Comstock is interestingly not about fetal personhood—I mean, Anthony Comstock would occasionally call abortion “antenatal murder,” but it was mostly about sex for him. Sex was the main problem, and abortion was an issue because it let people have sex. It wasn’t that abortion was an issue because of fetal protection. Comstock, if anything, was more worked up about things like dildos than he was about abortion to begin with. Reviving the Comstock Act would be an abortion ban, but the history and language of the statute aren’t fetal protective in the same way at all. From the anti-abortion movement standpoint, Comstock is clearly a stopgap solution because they want recognition that fetuses are persons. That is what leaders of the movement call the new North Star, the new kind of fight that replaced the fight to get rid of Roe v.
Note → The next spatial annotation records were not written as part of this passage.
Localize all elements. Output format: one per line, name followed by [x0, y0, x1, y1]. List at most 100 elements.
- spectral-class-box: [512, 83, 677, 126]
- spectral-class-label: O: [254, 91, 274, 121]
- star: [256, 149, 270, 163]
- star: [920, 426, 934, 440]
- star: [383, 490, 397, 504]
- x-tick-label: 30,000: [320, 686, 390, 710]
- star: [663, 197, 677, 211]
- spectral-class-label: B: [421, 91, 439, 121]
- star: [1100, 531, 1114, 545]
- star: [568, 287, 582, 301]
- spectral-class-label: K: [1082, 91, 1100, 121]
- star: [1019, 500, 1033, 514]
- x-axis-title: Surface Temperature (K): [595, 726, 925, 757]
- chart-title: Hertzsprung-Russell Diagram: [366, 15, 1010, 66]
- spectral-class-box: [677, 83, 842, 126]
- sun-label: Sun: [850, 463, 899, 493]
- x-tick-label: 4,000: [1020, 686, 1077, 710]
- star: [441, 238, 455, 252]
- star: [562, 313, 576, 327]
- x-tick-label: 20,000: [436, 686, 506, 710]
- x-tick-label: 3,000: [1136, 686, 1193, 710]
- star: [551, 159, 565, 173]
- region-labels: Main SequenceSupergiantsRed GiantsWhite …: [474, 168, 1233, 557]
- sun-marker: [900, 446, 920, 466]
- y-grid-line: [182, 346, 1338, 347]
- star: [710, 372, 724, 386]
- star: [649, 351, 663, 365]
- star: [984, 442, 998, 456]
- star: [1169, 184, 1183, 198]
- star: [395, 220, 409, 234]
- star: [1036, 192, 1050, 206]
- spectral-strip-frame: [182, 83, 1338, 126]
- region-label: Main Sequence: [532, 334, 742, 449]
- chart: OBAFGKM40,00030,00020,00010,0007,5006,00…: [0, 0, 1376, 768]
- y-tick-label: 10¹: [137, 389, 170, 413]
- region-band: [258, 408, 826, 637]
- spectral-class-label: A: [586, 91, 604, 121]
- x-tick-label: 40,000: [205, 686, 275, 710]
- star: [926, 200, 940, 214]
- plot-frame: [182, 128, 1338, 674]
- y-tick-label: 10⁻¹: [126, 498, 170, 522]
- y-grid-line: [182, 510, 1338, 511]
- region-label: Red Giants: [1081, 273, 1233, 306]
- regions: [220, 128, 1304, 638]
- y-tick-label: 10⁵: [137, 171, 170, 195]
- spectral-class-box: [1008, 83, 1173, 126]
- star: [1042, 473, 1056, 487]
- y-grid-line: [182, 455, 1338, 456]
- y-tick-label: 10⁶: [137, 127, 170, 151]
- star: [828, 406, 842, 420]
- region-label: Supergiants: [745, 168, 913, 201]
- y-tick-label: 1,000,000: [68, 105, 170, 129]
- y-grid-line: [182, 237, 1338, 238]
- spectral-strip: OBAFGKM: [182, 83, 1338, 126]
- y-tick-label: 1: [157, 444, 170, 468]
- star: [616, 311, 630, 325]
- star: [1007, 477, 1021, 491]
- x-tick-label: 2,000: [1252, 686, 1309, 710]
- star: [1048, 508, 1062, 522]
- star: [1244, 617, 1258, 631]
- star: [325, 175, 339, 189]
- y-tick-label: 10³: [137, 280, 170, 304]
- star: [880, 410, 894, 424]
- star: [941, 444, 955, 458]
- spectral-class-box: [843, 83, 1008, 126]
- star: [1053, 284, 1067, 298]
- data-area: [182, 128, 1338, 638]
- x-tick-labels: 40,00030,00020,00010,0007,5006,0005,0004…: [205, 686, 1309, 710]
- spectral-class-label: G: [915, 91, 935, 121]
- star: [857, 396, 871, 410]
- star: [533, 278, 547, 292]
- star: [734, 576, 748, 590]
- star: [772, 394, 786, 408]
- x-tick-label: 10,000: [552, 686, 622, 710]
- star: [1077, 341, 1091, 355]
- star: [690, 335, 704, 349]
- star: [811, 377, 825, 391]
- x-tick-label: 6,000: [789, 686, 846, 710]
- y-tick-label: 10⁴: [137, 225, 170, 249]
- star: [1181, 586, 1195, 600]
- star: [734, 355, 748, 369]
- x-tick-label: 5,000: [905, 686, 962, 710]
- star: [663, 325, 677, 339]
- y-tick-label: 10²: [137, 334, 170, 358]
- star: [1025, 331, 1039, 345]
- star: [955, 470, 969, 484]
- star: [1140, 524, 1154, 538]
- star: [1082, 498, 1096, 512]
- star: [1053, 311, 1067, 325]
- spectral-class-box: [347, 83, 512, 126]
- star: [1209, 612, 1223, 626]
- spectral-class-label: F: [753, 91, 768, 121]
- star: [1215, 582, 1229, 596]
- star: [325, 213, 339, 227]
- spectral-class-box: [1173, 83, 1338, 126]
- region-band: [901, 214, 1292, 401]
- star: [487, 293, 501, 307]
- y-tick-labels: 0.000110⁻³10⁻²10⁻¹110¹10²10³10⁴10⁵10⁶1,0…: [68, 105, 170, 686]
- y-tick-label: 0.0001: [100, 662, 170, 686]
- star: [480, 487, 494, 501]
Wade.

It would certainly move the needle in terms of making abortion harder. Because if the Comstock Act were being enforced, it would preempt state laws that protect abortion rights, and states that have ballot initiatives, and states that have other protective legislation. And I think that’s a really important point for people to sit with for a minute. Because if you don’t like Joe Biden, and you are planning on staying home, and you think that that’s going to be okay if you support abortion rights because you live in a state that either has, had, or will have a ballot initiative, that ignores the fact that the Trump could get elected, enforce the Comstock Act as a ban, and override whatever protections are in your state.

Trump has never said he’s not going to do that—you have a lot of former Trump officials who have been going around essentially promising that he is going to enforce the Comstock Act as a ban. The Trump campaign has never disavowed those claims, never really even addressed those claims. I don’t know that that’s what’s going to happen, but at least it’s a reasonable concern to have, given that Trump has done nothing to discourage those concerns.